Películas
Con este calor que ablanda el asfalto y yo varada en el centro. Tengo que esperar cinco horas. Si voy a casa y vuelvo a salir, entre tren y subte, me voy a pasar todo el día viajando. Me meto en un bar, almuerzo, leo el último capítulo de la novela que traigo encima, me cruzo con la cara de culo del encargado, pido un café y otro, para justificar mi permanencia, navego con el celular hasta que se me muere la batería y salgo a la calle. Todavía me quedan tres horas por delante. Paso por un cine viejo que aún no es iglesia y entro. Me invade un entusiasmo de adúltera. Es que no soy de ir al cine y menos sola. Películas nacionales, ocho pesos. Compro barato el aire acondicionado y la posibilidad de licuar el tiempo. Incluso podría dormir una siesta, la película me da lo mismo.

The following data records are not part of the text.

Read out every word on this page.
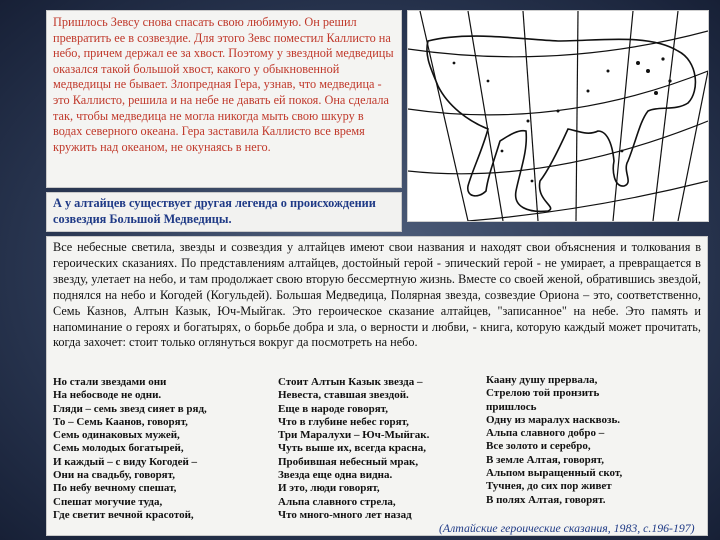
Пришлось Зевсу снова спасать свою любимую. Он решил превратить ее в созвездие. Для этого Зевс поместил Каллисто на небо, причем держал ее за хвост. Поэтому у звездной медведицы оказался такой большой хвост, какого у обыкновенной медведицы не бывает. Злопредная Гера, узнав, что медведица - это Каллисто, решила и на небе не давать ей покоя. Она сделала так, чтобы медведица не могла никогда мыть свою шкуру в водах северного океана. Гера заставила Каллисто все время кружить над океаном, не окунаясь в него.

А у алтайцев существует другая легенда о происхождении созвездия Большой Медведицы.

Все небесные светила, звезды и созвездия у алтайцев имеют свои названия и находят свои объяснения и толкования в героических сказаниях. По представлениям алтайцев, достойный герой - эпический герой - не умирает, а превращается в звезду, улетает на небо, и там продолжает свою вторую бессмертную жизнь. Вместе со своей женой, обратившись звездой, поднялся на небо и Когодей (Когульдей). Большая Медведица, Полярная звезда, созвездие Ориона – это, соответственно, Семь Казнов, Алтын Казык, Юч-Мыйгак. Это героическое сказание алтайцев, "записанное" на небе. Это память и напоминание о героях и богатырях, о борьбе добра и зла, о верности и любви, - книга, которую каждый может прочитать, когда захочет: стоит только оглянуться вокруг да посмотреть на небо.

Но стали звездами они
На небосводе не одни.
Гляди – семь звезд сияет в ряд,
То – Семь Каанов, говорят,
Семь одинаковых мужей,
Семь молодых богатырей,
И каждый – с виду Когодей –
Они на свадьбу, говорят,
По небу вечному спешат,
Спешат могучие туда,
Где светит вечной красотой,
Стоит Алтын Казык звезда –
Невеста, ставшая звездой.
Еще в народе говорят,
Что в глубине небес горят,
Три Маралухи – Юч-Мыйгак.
Чуть выше их, всегда красна,
Пробившая небесный мрак,
Звезда еще одна видна.
И это, люди говорят,
Альпа славного стрела,
Что много-много лет назад
Каану душу прервала,
Стрелою той пронзить
пришлось
Одну из маралух насквозь.
Альпа славного добро –
Все золото и серебро,
В земле Алтая, говорят,
Альпом выращенный скот,
Тучнея, до сих пор живет
В полях Алтая, говорят.
(Алтайские героические сказания, 1983, с.196-197)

El protagonista me suena, lo debo haber visto en la tele o será esa barba esmerada que estuvo de moda el año pasado y los vuelve parecidos a todos. Pero hay algo más, un tono de voz que me hace acordar a alguien y no me doy cuenta a quién. El personaje se oscurece al lado de esta chica que aparece ahora, el tono de comedia se envicia, se vuelve rancio. La tipa llora, empieza a hablarle con palabras que me ponen la piel de gallina porque puedo adivinar lo que va a decir antes de que lo diga. A medida que avanza, con más o menos diferencias, mi memoria me vomita el mismo diálogo del pasado. Ya sé cómo termina la historia: va a dejarlo, se va con otro y pronto se va a olvidar de él, que apenas fue un romance fugaz para ella. Punto final. Pero la película sigue. Veo la caída del protagonista, la desesperación y un suicidio que apura el desenlace. Me quedo a leer los créditos y descubro que sí, que es Alejandro. Fue director, actor y guionista de esta pieza. Me dedica la película y, en la película, me dedica su muerte. Se encienden las luces de la sala. Salen cinco o seis jubilados con cara de pocos amigos. Me da pena, pero más que nada vergüenza. La película es un bodrio.